Something dangerous lurks in his eyes. “You’re lying.”
“I’m not.” I push past him, desperate for some space. “Isn’t that how one escapes a dream?”
“Not mine.” Keir’s voice is a shiver over my skin as he prowls after me. “Once you’re in my dreams, Zemira, you can’t escape me. So I would like to know how you achieved it.”
I drowned.
I still the shiver fighting to break free. I’m not going back there to that time and place, not even in my own memories. I’m alive, in the here and now, basking in the warmth playing over my skin. If life has taught me anything, it’s to never look back. “Perhaps your power isn’t as absolute as you would like to think it is.”
His eyes narrow, and I’m fairly certain I haven’t convinced him. Those dangerous eyes rove over me. “I like the vest.” His gaze turns hot. “I like the breeches too. Much better than the silk and lace you once pretended to thrive in. This suits you.”
“It’s easier to move in than the pretty gowns I once wore.” I shoot him a challenging look. “Did you bring what I need?”
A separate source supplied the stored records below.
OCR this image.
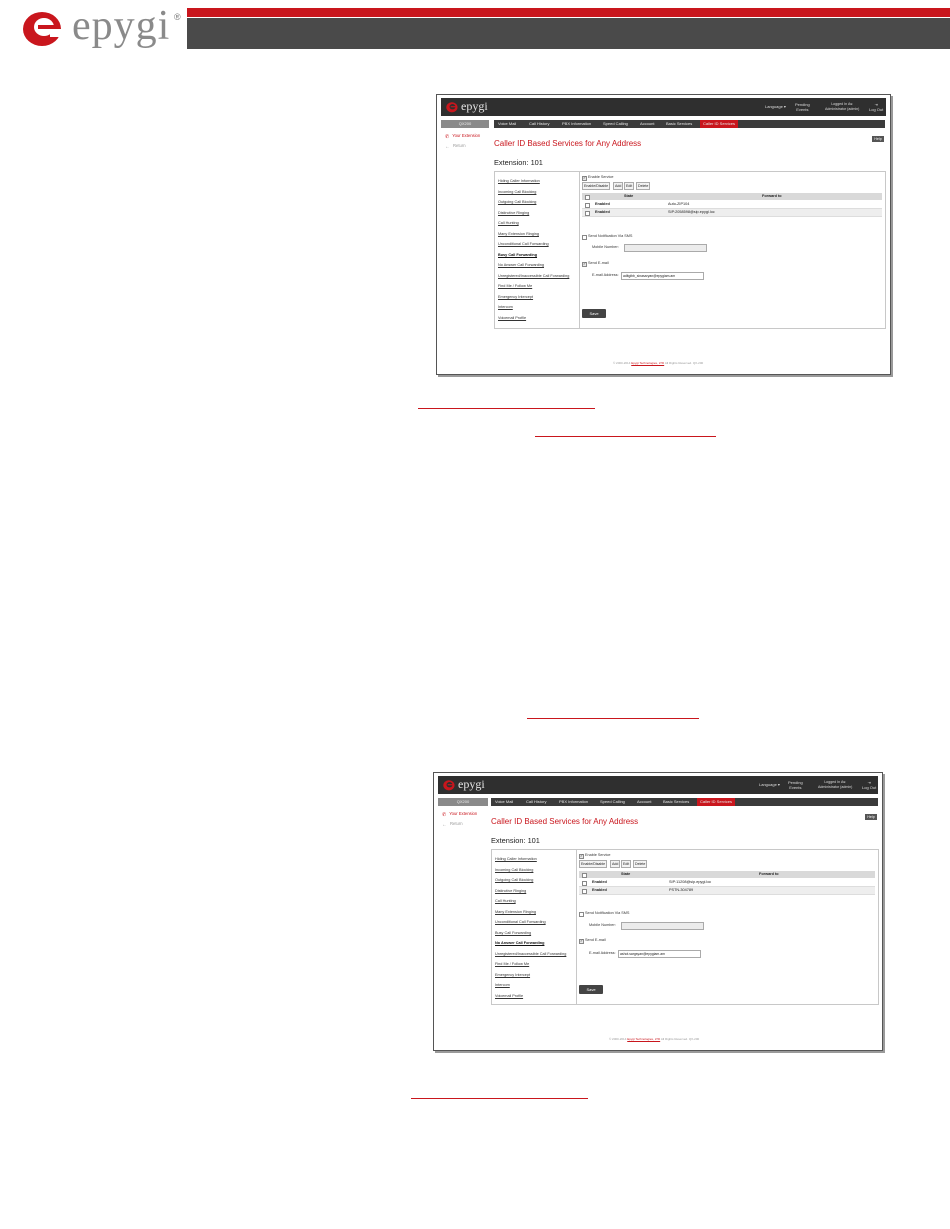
epygi ®
epygi	Language ▾ Pending
Events
Logged In As:
Administrator (admin)
⇥
Log Out
QX200	Voice Mail	Call History	PBX Information	Speed Calling	Account	Basic Services	Caller ID Services
✆ Your Extension
← Return	Caller ID Based Services for Any Address	Help
Extension: 101
Hiding Caller Information
Incoming Call Blocking
Outgoing Call Blocking
Distinctive Ringing
Call Hunting
Many Extension Ringing
Unconditional Call Forwarding
Busy Call Forwarding
No Answer Call Forwarding
Unregistered/Inaccessible Call Forwarding
Find Me / Follow Me
Emergency Intercept
Intercom
Voicemail Profile
✓ Enable Service
Enable/Disable	Add	Edit	Delete
State	Forward to
Enabled	Auto-ZIP104
Enabled	SIP:2058598@sip.epygi.loc
Send Notification Via SMS
Mobile Number:
✓ Send E-mail
E-mail Address:	aditgibb_sinasaryan@epygiam.am
Save
© 2000-2014 Epygi Technologies, LTD All Rights Reserved. QX-200
epygi	Language ▾ Pending
Events
Logged In As:
Administrator (admin)
⇥
Log Out
QX200	Voice Mail	Call History	PBX Information	Speed Calling	Account	Basic Services	Caller ID Services
✆ Your Extension
← Return	Caller ID Based Services for Any Address	Help
Extension: 101
Hiding Caller Information
Incoming Call Blocking
Outgoing Call Blocking
Distinctive Ringing
Call Hunting
Many Extension Ringing
Unconditional Call Forwarding
Busy Call Forwarding
No Answer Call Forwarding
Unregistered/Inaccessible Call Forwarding
Find Me / Follow Me
Emergency Intercept
Intercom
Voicemail Profile
✓ Enable Service
Enable/Disable	Add	Edit	Delete
State	Forward to
Enabled	SIP:11208@sip.epygi.loc
Enabled	PSTN-304789
Send Notification Via SMS
Mobile Number:
✓ Send E-mail
E-mail Address:	ashot.sargsyan@epygiam.am
Save
© 2000-2014 Epygi Technologies, LTD All Rights Reserved. QX-200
Keir gestures me toward the carriage, his eyes glinting with challenge. “As my lady commands.”
Don’t call me that.But it’s the plan, after all. And it’s my plan.
Two servants haul a trunk down from the carriage even as I studiously ignore him.
A simple flip of the latch, and there it is.
The perfect weapon.
I wince as I pick up the corset on top of the pile of gowns. “I’d almost forgotten how uncomfortable all of this is.”
“If you want to be invited in,” Keir murmurs, “then you have to look the part, my lady Merisel.”
I hate that name so much.
“It bothers you, doesn’t it?”
“What?”
“Her name.” Keir leans his back against the carriage, turning just his head to look at me.
I shake out the dress on the top of the pile. The silk feels surreal beneath my callused fingers. Little chips of diamond glitter from where they’re sewn into the skirts. “It’s just a name. Just an alias. I’ve spent my entire life slipping them on and off like old clothes.” I can’t help arching a brow. “This is cut to my size perfectly. Is it real?”
“No. It’s crafted entirely from my dreams,” he purrs. “Careful, or I might simply make it all vanish, right in the middle of the wedding.”
I nearly drop the gown. “What?”
“You wanted a distraction, did you not?” He actually rolls his eyes as my jaw drops open. “It’s real, Zemira. It’s all been made just for you.”
“You have an entire trunk of clothes cut to my size?” Not even a brownie with the best homespun magic can simply magic up an entire wardrobe of clothes like this.
“I like to be prepared,” he says. “I have a year and a day of your service, and if I need you to do something for me, then I don’t want to have to wait until you have a wardrobe.” His gold eyes lock on me mockingly. “You have an entire suite of rooms awaiting you at my palace. You have a wardrobe of gorgeous gowns. You have books. You have a set of goblin-forged knives, spelled to cut through any ward and keyed to your hand only. Everything you might need and desire.”
“Goblin-forged knives?”
The goblin court was named Forbidden during the same wars that branded my people with that title. The goblin king vanished his court from fae eyes and swore that his court would not deal with the fae while the sun was still in the sky. A goblin-forged blade is worth a small earldom. They’re rare. Impossibly rare. And to get his hands on an entire set of them….
Forme.
I can’t breathe. A horrible, giddy feeling sweeps through me. Soraya has one goblin-forged blade she stole from the collection of a centuries-old fae who captured pretty mortal girls and chained them to his dais. She killed him with his own knife, set the girls free, and then burned his palace.
It’s her most treasured item.
“When you say ‘set,’” I manage to sound almost calm, “precisely how many knives are you talking about?”